There are some rumors that after the acceptance of Christianity in 301 in Armenia everything that pertained to the period of paganism there was destroyed. In my unsophisticated view, this is a too primitive approach, which can be applied to the most peoples and nationalities of the time.
But Armenians somehow do not fit into this scheme. I’ll explain why I think so. First, the Armenians have a too scrupulous attitude to their past. This is evidenced by archaeological excavations all over Armenia. With this approach, a question arises – why would the Armenians want to destroy something of their history?
It is already certain that for at least 2000 thousand years the history of Armenia has been falsified. Of course, those falsifiers would have to come up with some fancy stories on how the Armenians themselves destroy their monuments.

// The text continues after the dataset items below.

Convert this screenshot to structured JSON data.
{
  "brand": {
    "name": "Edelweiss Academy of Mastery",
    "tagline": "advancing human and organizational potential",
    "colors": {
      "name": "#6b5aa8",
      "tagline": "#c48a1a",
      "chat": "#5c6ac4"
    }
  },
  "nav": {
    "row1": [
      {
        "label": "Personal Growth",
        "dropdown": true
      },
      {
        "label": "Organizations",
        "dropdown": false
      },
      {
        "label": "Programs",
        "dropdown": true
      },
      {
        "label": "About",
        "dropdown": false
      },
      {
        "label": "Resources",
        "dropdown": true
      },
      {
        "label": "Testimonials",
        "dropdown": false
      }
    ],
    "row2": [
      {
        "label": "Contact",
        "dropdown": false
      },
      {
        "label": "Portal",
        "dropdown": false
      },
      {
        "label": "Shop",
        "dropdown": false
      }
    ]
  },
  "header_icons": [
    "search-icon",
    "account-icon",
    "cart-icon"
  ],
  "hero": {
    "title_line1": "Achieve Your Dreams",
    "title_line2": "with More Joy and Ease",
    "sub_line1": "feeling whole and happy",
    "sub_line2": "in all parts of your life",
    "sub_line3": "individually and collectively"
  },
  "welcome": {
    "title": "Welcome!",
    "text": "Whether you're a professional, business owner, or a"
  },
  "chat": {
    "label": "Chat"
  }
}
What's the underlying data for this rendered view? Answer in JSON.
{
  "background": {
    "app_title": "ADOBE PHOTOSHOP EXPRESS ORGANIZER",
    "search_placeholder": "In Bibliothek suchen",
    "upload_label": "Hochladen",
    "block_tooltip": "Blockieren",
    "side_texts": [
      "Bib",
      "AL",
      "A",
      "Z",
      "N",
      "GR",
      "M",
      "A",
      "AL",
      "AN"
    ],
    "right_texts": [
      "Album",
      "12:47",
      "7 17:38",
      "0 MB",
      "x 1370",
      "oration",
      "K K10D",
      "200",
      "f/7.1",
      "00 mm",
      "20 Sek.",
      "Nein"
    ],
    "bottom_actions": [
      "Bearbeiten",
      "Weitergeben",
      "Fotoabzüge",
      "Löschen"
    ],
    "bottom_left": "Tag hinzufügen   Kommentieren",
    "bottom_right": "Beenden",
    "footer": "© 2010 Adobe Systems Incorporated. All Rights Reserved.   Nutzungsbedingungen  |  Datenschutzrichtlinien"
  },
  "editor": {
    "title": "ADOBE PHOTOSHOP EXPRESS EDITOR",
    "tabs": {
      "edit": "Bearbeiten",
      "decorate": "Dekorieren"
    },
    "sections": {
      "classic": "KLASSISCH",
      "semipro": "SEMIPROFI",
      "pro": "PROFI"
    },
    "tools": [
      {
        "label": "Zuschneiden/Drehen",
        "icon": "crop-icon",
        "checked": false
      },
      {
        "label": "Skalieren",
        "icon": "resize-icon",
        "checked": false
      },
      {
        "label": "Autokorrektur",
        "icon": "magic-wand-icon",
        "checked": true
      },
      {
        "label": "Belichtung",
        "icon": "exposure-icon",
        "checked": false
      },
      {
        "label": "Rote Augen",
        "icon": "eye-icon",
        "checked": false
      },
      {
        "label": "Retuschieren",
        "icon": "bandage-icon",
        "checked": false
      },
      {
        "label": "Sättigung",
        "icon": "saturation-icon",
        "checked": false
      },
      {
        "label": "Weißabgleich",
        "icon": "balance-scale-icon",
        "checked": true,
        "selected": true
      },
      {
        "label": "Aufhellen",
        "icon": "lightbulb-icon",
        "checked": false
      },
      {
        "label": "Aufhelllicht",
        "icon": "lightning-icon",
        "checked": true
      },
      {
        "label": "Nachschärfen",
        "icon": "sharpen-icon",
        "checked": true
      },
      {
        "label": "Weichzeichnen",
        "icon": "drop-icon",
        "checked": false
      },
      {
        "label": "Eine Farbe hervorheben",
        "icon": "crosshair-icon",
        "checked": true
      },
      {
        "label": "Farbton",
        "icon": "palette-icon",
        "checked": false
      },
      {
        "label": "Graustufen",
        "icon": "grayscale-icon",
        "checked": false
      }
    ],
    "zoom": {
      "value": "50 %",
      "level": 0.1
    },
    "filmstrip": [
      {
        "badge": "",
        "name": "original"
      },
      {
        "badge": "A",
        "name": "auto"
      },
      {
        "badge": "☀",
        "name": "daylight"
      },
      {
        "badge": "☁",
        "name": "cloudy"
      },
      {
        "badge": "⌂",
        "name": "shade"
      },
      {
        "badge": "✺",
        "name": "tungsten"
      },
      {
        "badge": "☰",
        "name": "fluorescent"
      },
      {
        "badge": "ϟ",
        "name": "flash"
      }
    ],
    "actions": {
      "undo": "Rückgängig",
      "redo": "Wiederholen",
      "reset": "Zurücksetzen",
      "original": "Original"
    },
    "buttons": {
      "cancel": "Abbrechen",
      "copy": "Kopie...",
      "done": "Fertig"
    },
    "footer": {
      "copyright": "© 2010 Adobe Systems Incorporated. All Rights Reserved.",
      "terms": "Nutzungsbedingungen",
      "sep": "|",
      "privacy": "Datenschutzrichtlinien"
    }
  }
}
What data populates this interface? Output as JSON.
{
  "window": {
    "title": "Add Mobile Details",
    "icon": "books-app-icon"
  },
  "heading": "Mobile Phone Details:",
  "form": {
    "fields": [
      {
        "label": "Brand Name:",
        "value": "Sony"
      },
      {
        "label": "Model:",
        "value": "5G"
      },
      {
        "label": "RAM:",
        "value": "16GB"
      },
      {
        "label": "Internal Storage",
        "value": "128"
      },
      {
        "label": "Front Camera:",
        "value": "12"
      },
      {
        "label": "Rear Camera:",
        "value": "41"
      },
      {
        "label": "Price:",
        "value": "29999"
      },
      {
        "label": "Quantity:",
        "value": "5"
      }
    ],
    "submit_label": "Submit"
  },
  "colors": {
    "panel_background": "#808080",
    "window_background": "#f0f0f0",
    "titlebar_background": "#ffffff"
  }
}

Today, ancient artifacts are displayed at museums around the world, and as a rule, these museums hide the true identity of certain artifacts. For example, everything with Armenian origin kept in the Hermitage in St. Petersburg is attributed to the Urartu invented by Dyakonov and Piotrovsky (note that in their understanding, their Urartu and the Urartu (Kingdom of Van) we know are not the same thing).
In the British Museum, the birthplace of artifacts found in the Armenian Highlands has been known as “Ancient Turkey” until just recently. And only with the diligence of our compatriot Zepur Batikyan, the pavilion was condescendingly renamed “Anatolia Uratra”.
Moreover, a fragment of the sculpture of the goddess Anahit in the British Museum is displayed in the Greco-Roman hall!
The material published below tells about the finds of fragments of the statue of the goddess Anahit which are today kept in a variety of museums around the world.
Anahit in Armenian mythology was the mother goddess and the goddess of fertility and love. Her cult was spread in Armenia from the 1st century BC to 3rd century AD. It is known that the golden statues of the goddess were worshiped in temples throughout Armenia. But after the adoption of Christianity in 301, all of them, like other images of pagan gods, were presumably destroyed.
Until now, only fragments – the head and a hand – of one bronze statue of Anahit have been preserved. They were found in 1872 in the territory of modern Turkey not far from the city of Erznjan (the same as the ancient Armenian Erznka).
Soon, the bronze head was acquired by an Italian collector Alessandro Castellani, who eventually sold it to the British Museum. Later, he transferred the hand to the museum as well. In 1874, the same excavation site was examined again by a British group, but neither the rest of the bronze sculpture nor the traces of the temple dedicated to the goddess were found.